Washington - A group representing American meat packers is calling on the U.S. government to reopen the border to all Canadian cattle, not just cows under 30 months of age.

Mark Dopp of the American Meat Association says all Canadian cattle should be allowed into the U.S., given that the two countries now have almost identical rules in place when it comes to testing for and dealing with cases of mad cow disease.

"Calling Canadian beef unsafe is like calling your twin sister ugly," he said.

Dopp was reacting to statements by a ranchers' lobby group called R-CALF, which has begun pushing members of Congress to keep the U.S. border closed to Canadian cattle.

They say Canadian cattle are still unsafe, pointing to news this week that an eight-year-old Alberta cow was found to have bovine spongiform encephalopathy.

"We just think those types of allegations ... it's essentially fear- mongering," said Dopp. "And I think it's inappropriate."

On Dec. 29, the United States Department of Agriculture announced that the border would reopen to young cattle on March 7, after it reclassified Canada as a "minimal-risk region" for BSE.

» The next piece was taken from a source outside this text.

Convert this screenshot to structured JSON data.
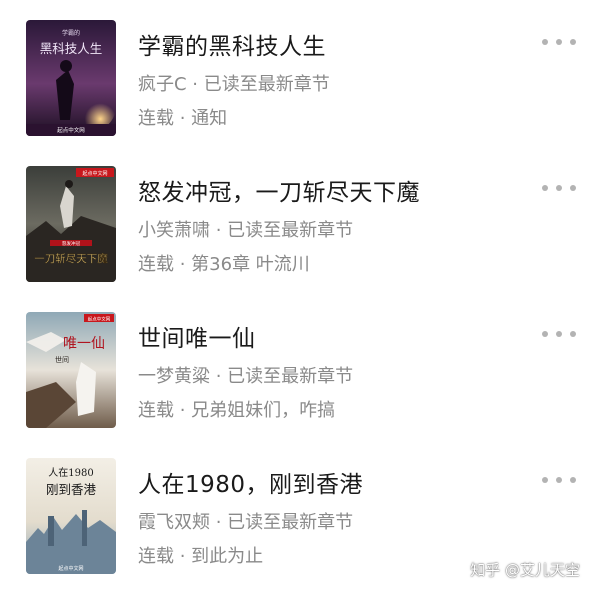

"After conducting an extensive review, we are confident that imports of certain commodities from regions of minimal risk can occur with virtually no risk to human or animal health," U.S. Secretary of Agriculture Ann Veneman said as she announced the policy change.

The border had been closed to all live cattle coming from Canada since May 2003, when a cow in Alberta was found to have BSE.

Late that same year, a cow in Washington state was diagnosed with the disease. It had been imported from Canada before the border closed.

The American meat-packing industry estimates it has lost nearly $1.7 billion US because of the border closure, since it has had to pay American ranchers more for cows as the supply of animals dwindled.

Canada considered 'minimal risk' country

The U.S. Department of Agriculture has said Canada's latest case of the disease is unfortunate but will not affect the decision to reopen the border.

Under the new "minimal risk" classification, the U.S. will not close its borders unless Canada records two or more cases of BSE per one million cattle older than 24 months of age in each of four consecutive years.

That means Canada can have up to 11 cases and still be considered a safe country when it comes to cattle exports.